Bayer 04 Leverkusen: "Bayer 04 macht momentan richtig Spaß"

Bayer 04 Leverkusen: "Bayer 04 macht momentan richtig Spaß"

Die BayArena-Nordkurve zeigt bei der Bayer 04-Partie gegen SC Paderborn ein feines Gespür für die Lage. Gleich nach seinem Patzer unterstützt sie Pechvogel Bernd Leno mit Sprechchören. Ein Bericht über das Seelenleben von Bayer 04-Fans.

Am Familientag des Bundesligisten demonstriert die Bayer 04-Familie großen Zusammenhalt. Statt Pfiffen oder anderen Unmutsbekundungen gibt es - trotz zweifellos enttäuschenden Resultats - auch zum Abschied ein stimmungsvolles Adieu für das Team von Trainer Roger Schmidt. Es scheint, als stimme die Chemie zwischen Anhängern, Team und Verein einfach. "Es macht momentan richtig viel Spaß, Fan dieses Vereins zu sein", schwärmt ungeachtet des Remis Ulrich Wissing, Vorsitzender des Fan-Dachverbands Nordkurve 12. Zum guten Miteinander tragen viele verschiedene Aspekte bei.

Der attraktive Fußball: Nicht nur bei der Fachpresse, auch beim Publikum kommt das neue Spielsystem gut an - obwohl die Punkteausbeute natürlich noch ausbaufähig ist. "Etwas besser könnte es immer sein, aber es läuft. Das gefällt mir gut", sagt etwa Björn Manderscheid. Während der Leichlinger beim Fachgespräch über die Kaderverbesserungen im Sommer neben Hakan Calhanoglu insbesondere Quasi-Neuzugang Karim Bellarabi als belebendes Element herausstreicht, schwärmt Nichte Lena von einem der Etablierten. "Mein Lieblingsspieler bleibt Stefan Kießling", betont die 15-Jährige, die schon bei der Geburt im Löwenclub angemeldet war und nun stolzes Mitglied bei Teens 04 ist.

Die "Schwadbud": Dass ihr Verein die eigene Tradition nicht mehr versteckt, sondern in der neuen Fankneipe auf der Osttribüne feiert, findet großen Anklang. "Das ist Nostalgie pur", befand Manderscheid - und seine Nichte signalisiert nickend Zustimmung. "Da sind einige Schätzchen dabei", stellt auch Lars Pflugmacher begeistert fest. Schade findet der Opladener nur, dass er nach dem Besuch in der "Schwadbud" bereits zum Spiel im Stadion eingecheckt hatte und deshalb nicht mehr hinauskam. Einen weiteren Kritikpunkt einiger Fans entkräftet Wissing: "Das ist keine Konkurrenz für unser Stadioneck. Ich finde die Schwadbud eine tolle Sache", beruhigt der NK12-Vorsitzende all jene, die einen Nachteil für das Lokal des Dachverbands befürchten.

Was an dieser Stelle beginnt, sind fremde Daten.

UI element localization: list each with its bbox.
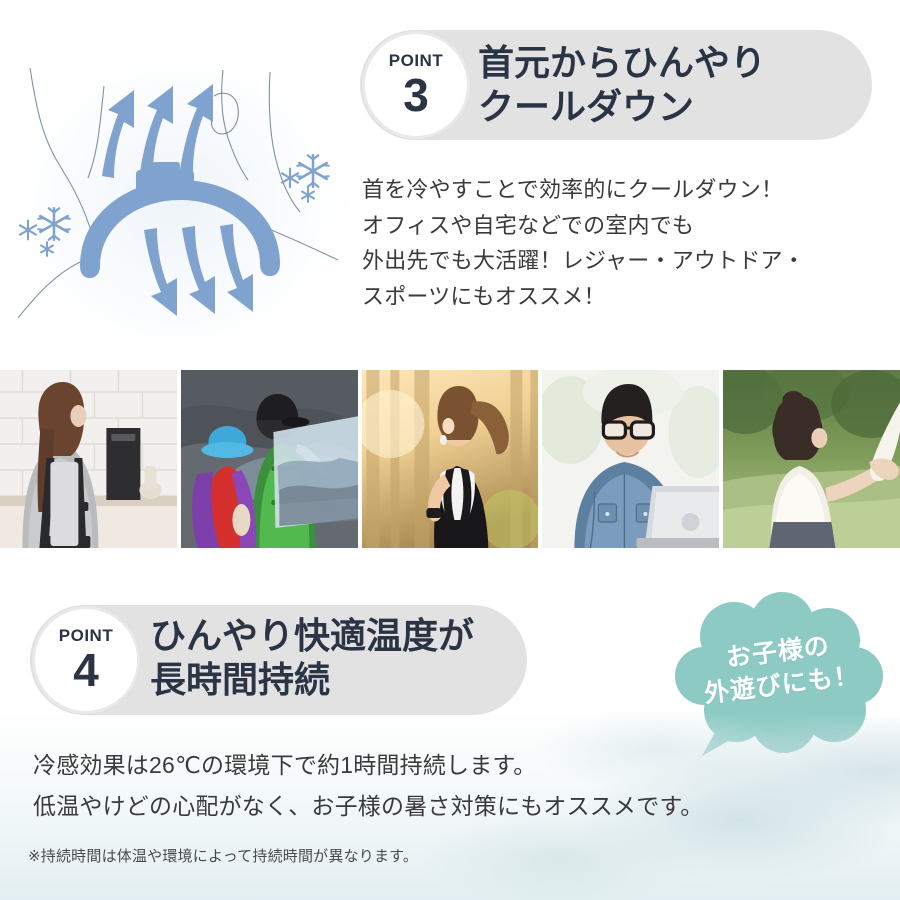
point-4-badge-word: POINT (59, 627, 113, 644)
neck-cooling-illustration (8, 28, 350, 348)
point-3-badge-number: 3 (403, 72, 429, 118)
photo-woman-running (362, 370, 539, 548)
point-3-title: 首元からひんやり クールダウン (478, 41, 766, 129)
photo-hikers-outdoor (181, 370, 358, 548)
photo-child-park (723, 370, 900, 548)
point-3-body-text: 首を冷やすことで効率的にクールダウン！ オフィスや自宅などでの室内でも 外出先で… (362, 172, 805, 315)
point-3-badge-word: POINT (389, 52, 443, 69)
child-outdoor-speech-bubble: お子様の 外遊びにも！ (672, 592, 888, 764)
photo-man-laptop (542, 370, 719, 548)
point-4-badge-number: 4 (73, 647, 99, 693)
point-4-title: ひんやり快適温度が 長時間持続 (150, 614, 474, 702)
lifestyle-photo-strip (0, 370, 900, 548)
point-3-badge: POINT 3 (362, 31, 470, 139)
product-feature-page: POINT 3 首元からひんやり クールダウン 首を冷やすことで効率的にクールダ… (0, 0, 900, 900)
point-4-body-text: 冷感効果は26℃の環境下で約1時間持続します。 低温やけどの心配がなく、お子様の… (33, 745, 704, 828)
point-4-badge: POINT 4 (32, 606, 140, 714)
point-4-footnote: ※持続時間は体温や環境によって持続時間が異なります。 (28, 845, 418, 866)
photo-woman-kitchen (0, 370, 177, 548)
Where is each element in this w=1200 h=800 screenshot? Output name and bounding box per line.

Die Solidarität: Nicht nur innerhalb der Mannschaft herrscht nach Wissings Einschätzung "ein tolles Wir-Gefühl", sondern auch innerhalb der Fanszene. Schon in der Vergangenheit haben die Anhänger der Werkself zusammengeschmissen, um einem japanischen Fan eine Reise nach Leverkusen zu ermöglichen. Nun sammelte die NK12 für Hossein und Mohsen, zwei iranische Freunde des Klubs, Fanartikel. Fast 100 Schals, Trikots, Shirts und andere Devotionalien kamen so zusammen, so dass die Aktion auch anderen Anhängern in entlegenen Winkeln der Welt helfen soll, ihre Zuneigung zum Verein optisch zu bekunden.

Die Träume und Ziele: Obwohl die Werkself nach dem Traumstart von manchem vermeintlichen Experten schon in die Rolle eines Geheimfavoriten gedrängt wurde, bleiben Trainer, Team und auch die Fans realistisch. Mit einem Start- oder Qualifikationsplatz für die Champions League wären etwa Pflugmacher und Björn Manderscheid zufrieden.

Damit könnte auch Nichte Lena leben. Allerdings kann sie sich trotz des Rückstands auf den Branchenprimus FC Bayern (nun schon fünf Punkte) auch mehr vorstellen: "Eine Meisterschaft geht immer." Dagegen hätte sicher niemand aus der Bayer 04-Familie etwas einzuwenden.